No. Children under 19 are fully exempt from Medicaid premiums and copays under federal law (42 CFR 447.56), regardless of household income. This applies in every state and to every Medicaid-covered service for that age group, including preventive, dental, and behavioral health care.
Does Medicaid cover people with no income at all?
Yes. Medicaid does not require any minimum income; it is an income cap, not a floor. People with $0 income who meet their state's eligibility category, such as low-income adults, children, pregnant women, or people with disabilities, qualify and are automatically exempt from cost sharing since they fall well under 100% of the 2026 federal poverty level.
What is the Medicaid 5% cost-sharing cap?
Federal law limits combined Medicaid premiums and cost sharing for an entire household to 5% of family income, tracked monthly or quarterly depending on the state. Once a household reaches that limit, the state must stop collecting further charges for the rest of the period, no matter how many services were used.
Does Medicaid pay my Medicare premium if I have both?
Often, yes. Through the Medicare Savings Programs, income-eligible dual eligibles can have Medicaid pay their Medicare Part B premium ($202.90 a month standard in 2026), and the Qualified Medicare Beneficiary (QMB) program also covers Medicare Part A and B deductibles, coinsurance, and copays in full.

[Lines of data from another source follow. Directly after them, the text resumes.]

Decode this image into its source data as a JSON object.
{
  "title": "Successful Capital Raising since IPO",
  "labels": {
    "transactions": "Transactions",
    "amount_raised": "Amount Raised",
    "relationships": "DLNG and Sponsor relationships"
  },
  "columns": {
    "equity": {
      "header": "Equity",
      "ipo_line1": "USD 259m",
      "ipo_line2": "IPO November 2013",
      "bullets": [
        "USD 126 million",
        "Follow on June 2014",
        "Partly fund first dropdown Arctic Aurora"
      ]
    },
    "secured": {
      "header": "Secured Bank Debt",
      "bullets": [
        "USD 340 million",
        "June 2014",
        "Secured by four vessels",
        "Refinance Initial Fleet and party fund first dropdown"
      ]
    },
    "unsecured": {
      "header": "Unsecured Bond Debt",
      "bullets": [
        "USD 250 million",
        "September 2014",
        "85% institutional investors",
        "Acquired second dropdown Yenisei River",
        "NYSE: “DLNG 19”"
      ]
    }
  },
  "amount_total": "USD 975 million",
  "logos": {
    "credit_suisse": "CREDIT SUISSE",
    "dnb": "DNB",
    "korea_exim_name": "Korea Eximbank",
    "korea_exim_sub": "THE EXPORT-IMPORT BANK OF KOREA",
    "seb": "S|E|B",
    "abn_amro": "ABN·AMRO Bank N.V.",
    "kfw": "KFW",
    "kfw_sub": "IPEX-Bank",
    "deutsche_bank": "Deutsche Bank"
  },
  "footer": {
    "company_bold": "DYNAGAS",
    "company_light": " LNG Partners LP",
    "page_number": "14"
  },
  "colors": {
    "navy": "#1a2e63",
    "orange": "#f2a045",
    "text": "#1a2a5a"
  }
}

What happens if I can't afford my Medicaid copay?
A provider cannot deny you a covered service just because you cannot pay a nominal Medicaid copay, though the state can still bill you for the amount owed. If costs are a hardship, call your state Medicaid agency to confirm your exempt status, ask about a spend-down program, or request an MCO grievance review.
Is CHIP free too?
Mostly. CHIP has the same 5% aggregate income cap as Medicaid, but 18 states charge modest CHIP premiums in 2026, typically starting around 163% of the federal poverty level. Most CHIP copays are $5 or less, and preventive care and well-child visits are always free.